Notificação avisa que presidente
do SINPAF pode ser responsabilizado civil e criminalmente se prosseguir com a
divulgação do documentário A Vida não é Experimento
do SINPAF
| Waleiska Fernandes |
Antes de programar o lançamento
de A Vida não é Experimento, a Direção Nacional do Sindicato entregou uma cópia
do documentário para o presidente da Embrapa, Maurício Lopes, no dia 17 de
abril, em reunião que tiveram para tratar de melhorias para a categoria. Na
ocasião, o presidente do SINPAF, Vicente Almeida, fez questão de ressaltar que
esperava que aquela realidade retratada no documentário, fosse um episódio para
ficar no passado da Embrapa. Até o lançamento não houve, porém, nenhuma
manifestação oficial por parte da empresa para tratar do assunto.
Retaliação
Foi com surpresa que o presidente
do SINPAF recebeu a notificação de ameaça da Embrapa de que pode ser
responsabilizado civil e criminalmente se prosseguir com a divulgação do
documentário. “Fica o senhor na condição de presidente e representante legal do
Sinpaf NOTIFICADO a não proceder a divulgação do referido vídeo, seja na
Plenária Nacional do Sindicato, no site ou em qualquer outro órgão de
comunicação sob pena de responsabilidade pessoal nas áreas cível e criminal”,
diz o documento em papel timbrado da empresa e assinado pelo chefe de Gabinete
do Presidente, Gerson Soares Alves Barreto.
Entre as alegações para a
tentativa de cerceamento do Sindicato, está a de que os testemunhos que constam
no vídeo “não parecem condizer com verdade e que sua divulgação pode trazer
sérios prejuízos à imagem e ao conceito que a Embrapa alcançou durante esses 40
anos”.
Para Vicente Almeida, a postura
da empresa surpreende, sobretudo, porque o SINPAF acredita que não é dessa
Embrapa que o Brasil se orgulha e nem é essa a empresa que os brasileiros
querem ver nos próximos 40 anos. “Quando tivemos a postura de entregar o
documentário antes de tudo para o presidente da empresa foi na tentativa de
alertá-lo para as graves violações que estão acontecendo em alguns campos
experimentais da Embrapa.
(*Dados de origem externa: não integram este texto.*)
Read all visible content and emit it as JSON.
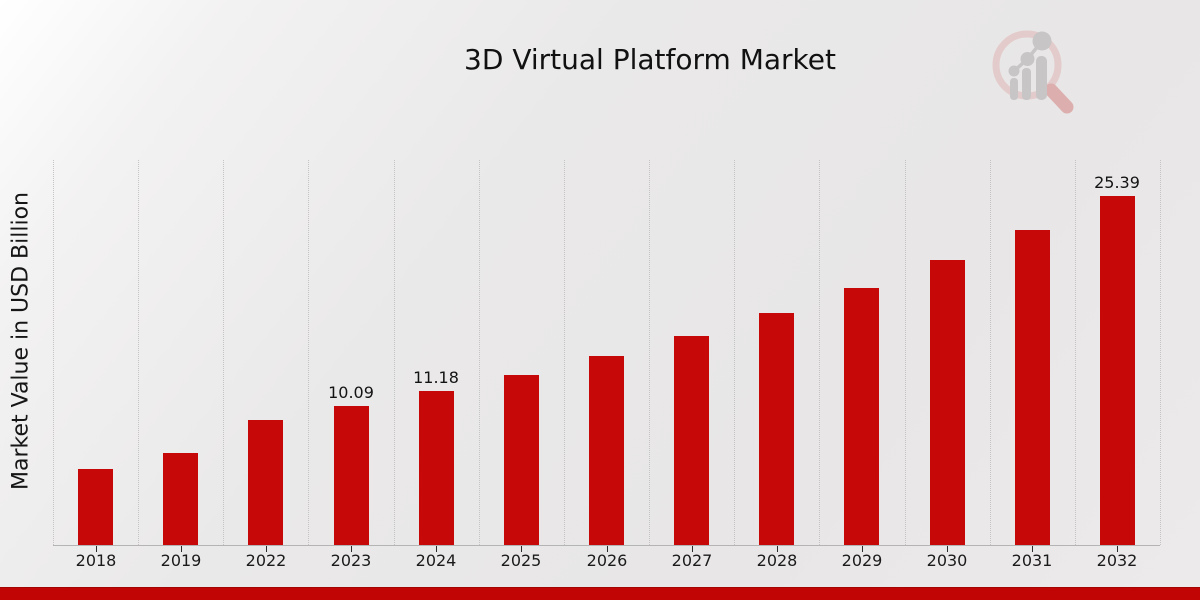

Esperávamos da empresa uma postura de parceria pra
corrigir essas distorções e não, de retaliação. Não vamos nos calar. São vidas
correndo risco e isso vale muito mais do que possíveis prejuízos à imagem de
uma empresa”, declarou o presidente do SINPAF
A Vida não é Experimento
O documentário traz depoimentos
dramáticos de trabalhadores dos campos experimentais da Embrapa Amazônia
Ocidental, vítimas de acidentes de trabalho e de violações de direitos
trabalhistas e que acusam a empresa de não reconhecer tais problemas. Traz
ainda depoimentos de trabalhadores da Companhia de Desenvolvimento dos Vales do
São Francisco e do Parnaíba (Codevasf), vítimas de assédios moral.
Denúncia à OIT
Em agosto de 2012, o SINPAF
encaminhou à Organização Internacional do Trabalho denúncia sobre a existência
de trabalho degradante e análogo à escravidão nas dependências da Embrapa, em
Manaus. A denúncia tem como base o Código Penal Brasileiro, em seu Art. 149,
que define trabalho análogo à condição de trabalho escravo submeter alguém ao
trabalho forçado ou jornada exaustiva, quer sujeitando-o a condições
degradantes de trabalho, quer restringindo, por qualquer meio, sua locomoção em
razão de dívida contraída com o empregador ou preposto. O documento encaminhado
à OIT se baseia na Convenção nº 29 da Organização Internacional, que define
trabalho forçado ou obrigatório como “todo trabalho ou serviço exigido de um
indivíduo sob a ameaça de qualquer penalidade e para o qual ele não se ofereceu
de espontânea vontade”.
O Brasil é signatário da OIT e o
que torna a denúncia apresentada pelo SINPAF ainda mais grave é o fator de se
tratar de empresas públicas – vinculadas ao Ministério da Agricultura, Pecuária
e Abastecimento –, que deveriam, por estatuto, oferecer condições dignas de
trabalho e de respeito a quem produz conhecimento, bem como valorizar a livre
expressão do pensamento científico, no lugar de censurá-lo.